The city was going to throw in $75 million, through an admissions tax or other revenue generated at KeyArena. All the state had to do was to give King County permission to raise the remaining $75 million by temporarily extending car-rental and restaurant taxes. Those taxes, collected only in King County, are currently used to pay off the debt on Safeco Field.
It was the best deal this basketball-loving town would ever see, and all Gregoire had to do was call a short special Legislative session and convince the state's lawmakers to find the money to finish the deal.
Surely she didn't want to be known as the governor who lost the game.
Surely she would fight to keep the Sonics in town.
But when Gregoire could have done something extraordinary, she did nothing. And when he could have been a leader, Chopp was a laggard.
Neither understood how good and how fleeting this deal was.
"There was one guy in particular who wasn't agreeable to letting this happen, and that was the speaker of the House," Ceis said. "I think Frank, fundamentally, just doesn't believe that any money should be going to help a professional sports franchise. And I don't think he could get past his own personal biases on that issue."
Chopp's response has been disingenuous, not to mention shortsighted. Obviously, neither he nor the governor cares about the future of basketball, or the future of KeyArena.
"When he proposed this to us a week ago," Ceis said, "our response was, one, 'It will be too late,' and, two, 'Come on, Frank, we're not going to sit in a room and argue over whether or not this money should go to KeyArena, or cleaning up Puget Sound. That's just not appropriate.'
"Besides, it was just a cover-up way to say no. I mean, come on, they should have just come out and said, 'No, we're not doing it.' That would have been more honest."

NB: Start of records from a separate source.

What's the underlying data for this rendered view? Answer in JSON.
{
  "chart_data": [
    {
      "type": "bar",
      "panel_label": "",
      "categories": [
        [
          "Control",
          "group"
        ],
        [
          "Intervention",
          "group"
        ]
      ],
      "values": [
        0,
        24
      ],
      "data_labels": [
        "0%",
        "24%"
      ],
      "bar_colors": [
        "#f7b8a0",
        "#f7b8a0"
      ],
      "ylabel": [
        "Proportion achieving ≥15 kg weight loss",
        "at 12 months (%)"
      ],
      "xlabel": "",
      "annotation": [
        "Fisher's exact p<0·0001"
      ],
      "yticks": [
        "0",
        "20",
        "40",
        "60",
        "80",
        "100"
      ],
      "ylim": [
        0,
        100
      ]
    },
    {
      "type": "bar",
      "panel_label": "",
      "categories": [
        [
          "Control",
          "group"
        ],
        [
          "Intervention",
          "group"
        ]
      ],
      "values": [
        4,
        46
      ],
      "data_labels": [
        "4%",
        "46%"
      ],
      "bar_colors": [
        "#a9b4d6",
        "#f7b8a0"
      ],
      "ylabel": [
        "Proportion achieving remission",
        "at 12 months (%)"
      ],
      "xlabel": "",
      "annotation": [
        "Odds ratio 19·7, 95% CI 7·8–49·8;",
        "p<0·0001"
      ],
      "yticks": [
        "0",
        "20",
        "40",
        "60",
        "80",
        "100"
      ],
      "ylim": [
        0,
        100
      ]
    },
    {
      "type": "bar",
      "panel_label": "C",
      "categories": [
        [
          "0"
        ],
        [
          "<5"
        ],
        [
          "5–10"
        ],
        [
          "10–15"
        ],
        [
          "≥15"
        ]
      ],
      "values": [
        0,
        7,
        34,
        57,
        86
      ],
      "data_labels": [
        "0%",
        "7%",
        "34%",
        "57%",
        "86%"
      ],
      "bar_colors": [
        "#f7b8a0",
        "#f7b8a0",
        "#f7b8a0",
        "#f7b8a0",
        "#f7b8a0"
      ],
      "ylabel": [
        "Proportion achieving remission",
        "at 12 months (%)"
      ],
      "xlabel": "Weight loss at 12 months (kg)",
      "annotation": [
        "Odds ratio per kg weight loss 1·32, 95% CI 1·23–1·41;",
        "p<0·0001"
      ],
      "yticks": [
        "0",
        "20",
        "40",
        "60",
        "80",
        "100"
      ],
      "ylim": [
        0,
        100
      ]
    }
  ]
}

Now, the deal is dying. The investor group has set a deadline date of April 10. A proposal needs to be in hand before the NBA Board of Governors meet April 17-18 to vote on Sonics owner Clay Bennett's request to move his franchise to Oklahoma City.
The deal is dying, but it isn't dead. Ceis and the city aren't surrendering to the stubbornness in Olympia.
"We're going to see if we can go it alone," Ceis said. "Somehow, some way, figure out a way to do this. I'm not willing to say no to this investor group yet.
"We're going to turn over every rock we can to try to find a solution. I'm hoping the general enthusiasm that came out of this new investor group stepping up won't be lost in the next few weeks."
It's too good a group to dismiss. Even the NBA would agree with that. And it's hard to imagine a group this strong coming together again.
"These guys aren't motivated by being sports fans," Ceis said. "They don't dream of owning their own franchise. They really, truly did this out of a sense of civic investment and wanting to do what's right for the community. How do you pass that up?"
Ask the politicians without vision. Ask Gregoire. Ask Chopp.
How can they pass this up? How can they, so glibly, say no?